When WINGS was struggling because of lack of funding and participation, it was a “very trying time” for Mrs. Flegel, Steinbach recalls. But her “passion and time investment in keeping it alive” for a little while longer “were consequential,” Steinbach said.

“She was passionate about the causes in which she was involved, and she was very thorough in preparing to talk to donors,” Steinbach added. 
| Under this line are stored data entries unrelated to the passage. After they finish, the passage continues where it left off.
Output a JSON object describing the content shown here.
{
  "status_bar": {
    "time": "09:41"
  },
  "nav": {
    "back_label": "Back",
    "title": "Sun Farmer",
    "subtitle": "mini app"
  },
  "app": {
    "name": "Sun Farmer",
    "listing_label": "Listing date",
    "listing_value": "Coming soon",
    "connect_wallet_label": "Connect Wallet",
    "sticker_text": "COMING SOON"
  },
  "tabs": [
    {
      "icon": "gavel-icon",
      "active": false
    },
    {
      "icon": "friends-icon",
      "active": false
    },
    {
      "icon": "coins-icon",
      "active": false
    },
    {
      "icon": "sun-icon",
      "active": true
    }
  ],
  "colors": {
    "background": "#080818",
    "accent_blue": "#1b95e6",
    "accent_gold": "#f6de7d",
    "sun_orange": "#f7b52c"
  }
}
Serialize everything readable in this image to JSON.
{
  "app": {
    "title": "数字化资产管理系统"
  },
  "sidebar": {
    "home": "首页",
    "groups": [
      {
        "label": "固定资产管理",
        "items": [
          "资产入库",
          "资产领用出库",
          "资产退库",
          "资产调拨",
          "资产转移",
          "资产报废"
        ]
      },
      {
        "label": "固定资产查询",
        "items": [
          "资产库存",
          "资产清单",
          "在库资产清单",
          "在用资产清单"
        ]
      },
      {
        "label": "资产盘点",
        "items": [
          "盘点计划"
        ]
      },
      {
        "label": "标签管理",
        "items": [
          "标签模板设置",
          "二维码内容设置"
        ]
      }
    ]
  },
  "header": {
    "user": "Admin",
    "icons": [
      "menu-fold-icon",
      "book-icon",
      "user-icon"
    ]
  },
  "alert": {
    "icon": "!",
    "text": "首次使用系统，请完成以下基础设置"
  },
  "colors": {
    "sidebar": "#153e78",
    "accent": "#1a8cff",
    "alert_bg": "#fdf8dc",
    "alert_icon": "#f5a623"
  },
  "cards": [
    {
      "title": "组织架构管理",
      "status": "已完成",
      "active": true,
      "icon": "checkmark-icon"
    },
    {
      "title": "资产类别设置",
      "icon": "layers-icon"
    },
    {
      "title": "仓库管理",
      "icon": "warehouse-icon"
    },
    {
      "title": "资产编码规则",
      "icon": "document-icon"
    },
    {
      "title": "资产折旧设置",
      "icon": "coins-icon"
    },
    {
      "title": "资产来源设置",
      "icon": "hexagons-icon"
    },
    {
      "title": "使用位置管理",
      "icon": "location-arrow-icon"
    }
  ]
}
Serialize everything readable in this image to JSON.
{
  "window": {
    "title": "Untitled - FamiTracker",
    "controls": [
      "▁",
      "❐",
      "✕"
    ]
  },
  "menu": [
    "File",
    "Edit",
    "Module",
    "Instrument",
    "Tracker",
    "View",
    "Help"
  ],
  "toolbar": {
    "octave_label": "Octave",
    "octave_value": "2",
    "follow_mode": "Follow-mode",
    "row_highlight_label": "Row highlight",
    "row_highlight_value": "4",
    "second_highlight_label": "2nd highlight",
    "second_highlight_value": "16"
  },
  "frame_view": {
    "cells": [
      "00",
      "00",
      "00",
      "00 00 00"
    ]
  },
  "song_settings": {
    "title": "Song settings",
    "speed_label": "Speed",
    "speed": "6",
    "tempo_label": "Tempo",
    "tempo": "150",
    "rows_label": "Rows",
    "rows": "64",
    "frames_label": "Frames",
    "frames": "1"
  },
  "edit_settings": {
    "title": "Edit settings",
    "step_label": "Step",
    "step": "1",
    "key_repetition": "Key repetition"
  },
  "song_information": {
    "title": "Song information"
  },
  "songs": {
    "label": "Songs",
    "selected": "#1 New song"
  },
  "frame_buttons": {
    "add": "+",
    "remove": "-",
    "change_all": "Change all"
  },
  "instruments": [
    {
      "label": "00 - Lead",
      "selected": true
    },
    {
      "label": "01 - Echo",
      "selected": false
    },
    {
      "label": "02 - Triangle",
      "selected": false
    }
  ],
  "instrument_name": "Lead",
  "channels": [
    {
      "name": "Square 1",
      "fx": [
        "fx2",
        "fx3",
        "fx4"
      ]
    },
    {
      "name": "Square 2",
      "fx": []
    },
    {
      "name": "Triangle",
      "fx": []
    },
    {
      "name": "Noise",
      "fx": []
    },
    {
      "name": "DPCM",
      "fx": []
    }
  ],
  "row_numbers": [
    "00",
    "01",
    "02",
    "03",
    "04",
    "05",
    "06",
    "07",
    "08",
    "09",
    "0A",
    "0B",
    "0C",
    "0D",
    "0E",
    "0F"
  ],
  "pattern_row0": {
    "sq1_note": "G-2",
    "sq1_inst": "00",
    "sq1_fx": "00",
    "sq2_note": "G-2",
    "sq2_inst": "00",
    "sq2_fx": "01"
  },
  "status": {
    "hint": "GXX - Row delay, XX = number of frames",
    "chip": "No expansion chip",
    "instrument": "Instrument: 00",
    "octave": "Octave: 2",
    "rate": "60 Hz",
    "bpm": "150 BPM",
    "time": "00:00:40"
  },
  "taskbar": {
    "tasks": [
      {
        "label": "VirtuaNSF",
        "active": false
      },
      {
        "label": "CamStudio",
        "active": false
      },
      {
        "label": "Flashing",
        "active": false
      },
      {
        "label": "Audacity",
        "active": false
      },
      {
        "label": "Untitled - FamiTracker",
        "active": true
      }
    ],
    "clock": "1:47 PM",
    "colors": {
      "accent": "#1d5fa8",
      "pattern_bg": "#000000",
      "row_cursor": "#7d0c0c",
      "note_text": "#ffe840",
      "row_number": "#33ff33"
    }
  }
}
Amy Rome, the founder of the Rome Group, a consulting firm that assists nonprofits with development, met Mrs. Flegel in the early ’80s while the two were participating in the first class of the Coro Women in Leadership program, which aims to help women develop leadership skills. Rome described Mrs. Flegel as her mentor in learning how to approach development. 

She was an effective fundraiser because of “her ability to communicate and really her belief in what she was doing. Raising money is about building relationships, but you have to be genuine in terms of whatever it is you are raising money for, and anything she worked on, she was committed to 150 percent,” Rome said.

Sagel also thinks that her mom surprised some people.

“She really didn’t have to do all of this. She was very pretty; she was very social. And in that time, people were not expecting Jewish women to be doing fundraising, so I think people were impressed and in awe of it,” Sagel said. 

Even when her health declined because of the Parkinson’s disease, Silber recalls, “It never stopped her spirit from moving forward and her optimism for the next day.”

Mrs. Flegel is survived by her husband, S. Leslie Flegel, and her children Jason Flegel, Mark Flegel and Lauren Sagel; brother Craig Keyser; and grandchildren Dylan and Brooke Flegel and Graham and Alexa Sagel.